Molokai is cruisin
for a $$$ bruisin
Say someone wants to come to your house and give you money. Now say it again. Say it as many times as you want, but it's not going to happen.
Unless you happen to live on Molokai. There are literally shiploads of people aching to debark on the Friendly Isle and give money to the friendly islanders. But some of those islanders aren't so friendly when it comes to cruise ships. They don't want the big boats parked outside their reefs, shuttling sunburned travelers to the island to sight-see and buy island-made Molokai mementos. True, the island where the doodads are made actually is Taiwan, but hey, an island is an island. Or is it?
Some islands, like Kauai, Oahu and Maui, beg for tourists. A tourist is the most efficient and advanced currency-conveying organism to evolve on Earth. And it is very easy to get tourists to give you currency. You simply have to give them something of less value in return. Why tourists would be willing to buy a puka shell necklace for $25 when they can buy a bag of the same necklaces at Costco at home in Boise for half the price is one of those happy mysteries that keep tourist industry executives giggling themselves to sleep every night.
Like turtles wading ashore to bury eggs in the sand, tourists come ashore here and leave wads of swag buried in local businesses. Government officials thoughtfully wrench most of that money away from the businesses in the form of taxes, fees, assessments, charges, levies, tariffs and ransom, investing it in things like schools, roads and the election campaigns of their brothers-in-law.
MOST ISLANDERS SEEM happy to relieve tourists of their financial burden. Kauai is like a punch-drunk fighter when it comes to trying to attract tourists: Every time it gets on its feet, it gets knocked down again. (It's an uppercut from the Gulf War! Boom! It's a straight right from Hurricane Iniki! Slam! The champ's tryin' to get to his feet. He's almost up. He's ... wait! There's a roundhouse from 9/11. Blooie!)
But there are two islands that aren't that keen on tourists: Molokai and Kahoolawe. Well, Kahoolawe likes tourists to visit, but it keeps blowing up.

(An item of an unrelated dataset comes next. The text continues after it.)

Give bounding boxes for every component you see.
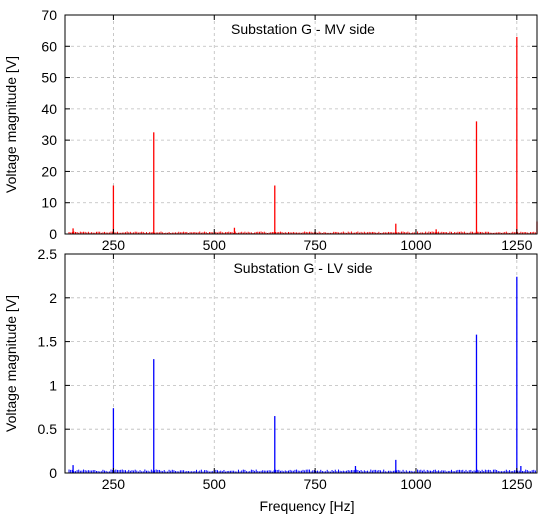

Molokai residents have gotten used to low-key tourist developments, but some don't want the cruise ship trade. Their prayers that the cruise ships not anchor have been eerily answered in recent weeks, once when the wind kept the boat at bay and last week when the ship was called away by the Coast Guard to help in a rescue at sea.
Don't be surprised if the anti-cruise ship faction wins this one. Not because they are right. But because once seagoing tourists find out that neither they nor their moola are wanted on Molokai, they'll find a friendlier isle in the chain on which to unload their dough.